As they paid the bill and collected their few belongings, Jennifer brought up Tamara again. “It must be so sad for her. She was really close to her aunt.” Bridget acknowledged this, but didn’t say anything when Jennifer added, “I’m sure she wishes she were here having coffee with us instead. I wonder what she’s doing right now.”
Tamara, however, one thousand miles away in a tiny northeastern section of Vermont, was not wishing she were drinking coffee, wondering whether her friends were talking about her or remotely curious about what they (or her husband, for that matter) were doing in her absence.
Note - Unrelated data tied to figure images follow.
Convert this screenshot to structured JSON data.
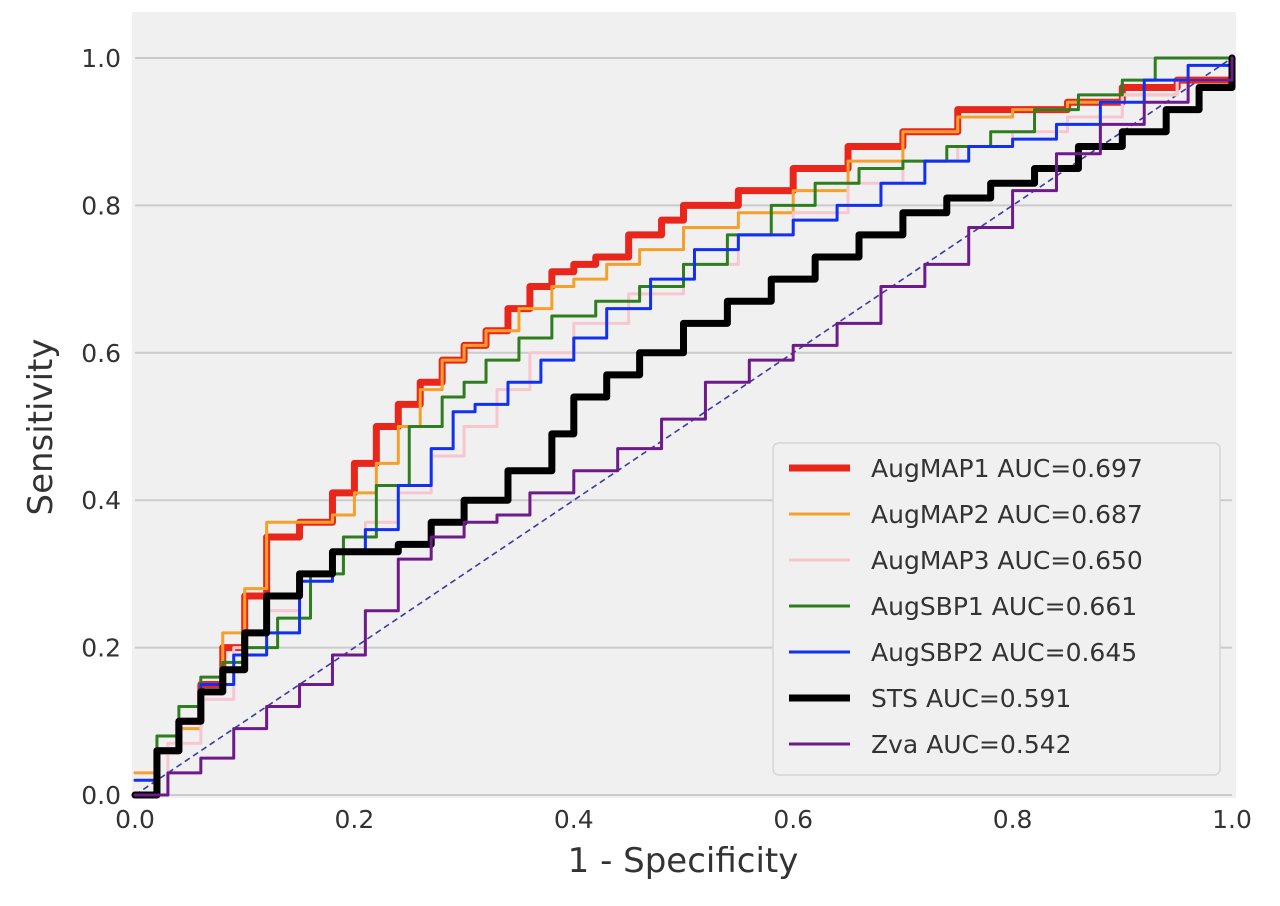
{
  "chart_data": {
    "type": "line",
    "title": "",
    "xlabel": "1 - Specificity",
    "ylabel": "Sensitivity",
    "xlim": [
      0.0,
      1.0
    ],
    "ylim": [
      0.0,
      1.0
    ],
    "grid": "horizontal",
    "legend_placement": "lower-right",
    "x_ticks": [
      "0.0",
      "0.2",
      "0.4",
      "0.6",
      "0.8",
      "1.0"
    ],
    "y_ticks": [
      "0.0",
      "0.2",
      "0.4",
      "0.6",
      "0.8",
      "1.0"
    ],
    "background_color": "#f0f0f0",
    "diagonal": {
      "x": [
        0,
        1
      ],
      "y": [
        0,
        1
      ],
      "color": "#3a3aa0",
      "style": "dashed"
    },
    "series": [
      {
        "name": "AugMAP1 AUC=0.697",
        "color": "#e8261c",
        "x": [
          0.0,
          0.02,
          0.04,
          0.06,
          0.08,
          0.1,
          0.12,
          0.15,
          0.18,
          0.2,
          0.22,
          0.24,
          0.26,
          0.28,
          0.3,
          0.32,
          0.34,
          0.36,
          0.38,
          0.4,
          0.42,
          0.45,
          0.48,
          0.5,
          0.55,
          0.6,
          0.65,
          0.7,
          0.75,
          0.8,
          0.85,
          0.9,
          0.95,
          1.0
        ],
        "y": [
          0.0,
          0.06,
          0.1,
          0.15,
          0.2,
          0.27,
          0.35,
          0.37,
          0.41,
          0.45,
          0.5,
          0.53,
          0.56,
          0.59,
          0.61,
          0.63,
          0.66,
          0.69,
          0.71,
          0.72,
          0.73,
          0.76,
          0.78,
          0.8,
          0.82,
          0.85,
          0.88,
          0.9,
          0.93,
          0.93,
          0.94,
          0.96,
          0.97,
          1.0
        ]
      },
      {
        "name": "AugMAP2 AUC=0.687",
        "color": "#f5a02c",
        "x": [
          0.0,
          0.02,
          0.04,
          0.06,
          0.08,
          0.1,
          0.12,
          0.15,
          0.18,
          0.2,
          0.22,
          0.24,
          0.26,
          0.28,
          0.3,
          0.32,
          0.35,
          0.38,
          0.4,
          0.43,
          0.46,
          0.5,
          0.55,
          0.6,
          0.65,
          0.7,
          0.75,
          0.8,
          0.85,
          0.9,
          0.95,
          1.0
        ],
        "y": [
          0.03,
          0.06,
          0.09,
          0.15,
          0.22,
          0.28,
          0.37,
          0.37,
          0.38,
          0.41,
          0.45,
          0.5,
          0.55,
          0.59,
          0.61,
          0.63,
          0.66,
          0.69,
          0.7,
          0.72,
          0.74,
          0.77,
          0.79,
          0.82,
          0.86,
          0.9,
          0.92,
          0.93,
          0.94,
          0.95,
          0.97,
          1.0
        ]
      },
      {
        "name": "AugMAP3 AUC=0.650",
        "color": "#f8c6cf",
        "x": [
          0.0,
          0.03,
          0.06,
          0.09,
          0.12,
          0.15,
          0.18,
          0.21,
          0.24,
          0.27,
          0.3,
          0.33,
          0.36,
          0.4,
          0.45,
          0.5,
          0.55,
          0.6,
          0.65,
          0.7,
          0.75,
          0.8,
          0.85,
          0.9,
          0.95,
          1.0
        ],
        "y": [
          0.0,
          0.07,
          0.13,
          0.2,
          0.25,
          0.3,
          0.33,
          0.37,
          0.41,
          0.46,
          0.5,
          0.55,
          0.6,
          0.64,
          0.68,
          0.72,
          0.76,
          0.79,
          0.83,
          0.86,
          0.88,
          0.9,
          0.92,
          0.95,
          0.97,
          1.0
        ]
      },
      {
        "name": "AugSBP1 AUC=0.661",
        "color": "#2e7d1e",
        "x": [
          0.0,
          0.02,
          0.04,
          0.06,
          0.08,
          0.1,
          0.13,
          0.16,
          0.19,
          0.22,
          0.25,
          0.28,
          0.3,
          0.32,
          0.35,
          0.38,
          0.42,
          0.46,
          0.5,
          0.54,
          0.58,
          0.62,
          0.66,
          0.7,
          0.74,
          0.78,
          0.82,
          0.86,
          0.9,
          0.93,
          1.0
        ],
        "y": [
          0.0,
          0.08,
          0.12,
          0.16,
          0.18,
          0.2,
          0.24,
          0.3,
          0.35,
          0.42,
          0.5,
          0.54,
          0.56,
          0.59,
          0.62,
          0.65,
          0.67,
          0.69,
          0.72,
          0.76,
          0.8,
          0.83,
          0.85,
          0.86,
          0.88,
          0.9,
          0.93,
          0.95,
          0.97,
          1.0,
          1.0
        ]
      },
      {
        "name": "AugSBP2 AUC=0.645",
        "color": "#1230f0",
        "x": [
          0.0,
          0.02,
          0.04,
          0.06,
          0.09,
          0.12,
          0.15,
          0.18,
          0.21,
          0.24,
          0.27,
          0.29,
          0.31,
          0.34,
          0.37,
          0.4,
          0.43,
          0.47,
          0.51,
          0.55,
          0.6,
          0.64,
          0.68,
          0.72,
          0.76,
          0.8,
          0.84,
          0.88,
          0.92,
          0.96,
          1.0
        ],
        "y": [
          0.02,
          0.06,
          0.1,
          0.15,
          0.19,
          0.22,
          0.29,
          0.33,
          0.36,
          0.42,
          0.47,
          0.52,
          0.53,
          0.56,
          0.59,
          0.62,
          0.66,
          0.7,
          0.74,
          0.76,
          0.78,
          0.8,
          0.83,
          0.86,
          0.88,
          0.89,
          0.91,
          0.94,
          0.97,
          0.99,
          1.0
        ]
      },
      {
        "name": "STS AUC=0.591",
        "color": "#000000",
        "x": [
          0.0,
          0.02,
          0.04,
          0.06,
          0.08,
          0.1,
          0.12,
          0.15,
          0.18,
          0.21,
          0.24,
          0.27,
          0.3,
          0.34,
          0.38,
          0.4,
          0.43,
          0.46,
          0.5,
          0.54,
          0.58,
          0.62,
          0.66,
          0.7,
          0.74,
          0.78,
          0.82,
          0.86,
          0.9,
          0.94,
          0.97,
          1.0
        ],
        "y": [
          0.0,
          0.06,
          0.1,
          0.14,
          0.17,
          0.22,
          0.27,
          0.3,
          0.33,
          0.33,
          0.34,
          0.37,
          0.4,
          0.44,
          0.49,
          0.54,
          0.57,
          0.6,
          0.64,
          0.67,
          0.7,
          0.73,
          0.76,
          0.79,
          0.81,
          0.83,
          0.85,
          0.88,
          0.9,
          0.93,
          0.96,
          1.0
        ]
      },
      {
        "name": "Zva AUC=0.542",
        "color": "#6e1a8a",
        "x": [
          0.0,
          0.03,
          0.06,
          0.09,
          0.12,
          0.15,
          0.18,
          0.21,
          0.24,
          0.27,
          0.3,
          0.33,
          0.36,
          0.4,
          0.44,
          0.48,
          0.52,
          0.56,
          0.6,
          0.64,
          0.68,
          0.72,
          0.76,
          0.8,
          0.84,
          0.88,
          0.92,
          0.96,
          1.0
        ],
        "y": [
          0.0,
          0.03,
          0.05,
          0.09,
          0.12,
          0.15,
          0.19,
          0.25,
          0.32,
          0.35,
          0.37,
          0.38,
          0.41,
          0.44,
          0.47,
          0.51,
          0.56,
          0.59,
          0.61,
          0.64,
          0.69,
          0.72,
          0.77,
          0.82,
          0.87,
          0.91,
          0.94,
          0.97,
          1.0
        ]
      }
    ]
  }
}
She was standing next to the man who’d loved her dearest relative and choosing a coffin.
“I don’t know which one to get,” she whispered to Al, unable to see the models at all clearly because of the watery blurriness in her eyes.
As she reached out to touch the ivory fabric lining the inside of the mahogany one, she felt Al’s hand cover hers and squeeze.
“This one looks fine,” he whispered back. “Your aunt would’ve said, ‘Life’s too short for such unpleasantness, especially when the results are irrelevant.’”
Tamara nodded. “That sounds like her. She would’ve been right. As usual.”
And when they buried her aunt in that very coffin on Sunday afternoon, Tamara fought—and lost—against a torrent of silent, angry tears. How could Aunt Eliza leave her? Who would give her the levity in her day, the strength to face the frequent annoyances, the unconditional love she knew she could count on, if only from one source?
Tamara’s mother had driven up from Massachusetts for the funeral, arriving only a few hours before the service. She stood—not beside her daughter, of course, but across the grave from Tamara—head bowed, staring coldly and with dry, resigned eyes at the mahogany box as it was lowered into the ground.
Tamara’s mom and Aunt Eliza…sisters…had never been close, which Tamara had always thought was a shame. Now she realized it was far more than that. It was a loose end that could never be tied. A lingering dance of unrest that would never cease its motion.
Tamara felt her anger abate as she tossed her obligatory handful of moist New England earth onto the shiny coffin.
Goodbye, Auntie. I’ll miss you. I’ll always love you. I’ll do at least one truly wild thing every season in your honor. One joyful, crazy, risky, loving thing. I promise….
As she stepped back, she knew one truth was truer than ever: that, while she’d deeply miss her aunt, she didn’t have so much as one tiny regret about their relationship. Tamara glanced at her mother again, knowing this feeling was not universally shared. Tamara’s loss wracked her body with aches, but the pain was pure. It was a single, powerful strand, but it was untainted by missed opportunities, closed hearts or any hint of relief.
She also knew, more than the legacy of financial riches Aunt Eliza had willed to her, that the knowledge of life’s fleeting nature was her most precious inheritance. The bestowal of wisdom. The parade of happy memories. The joy of real conversation. Gifts her aunt had given her freely and, now that Tamara knew of their power, she’d no longer be able to ignore them again.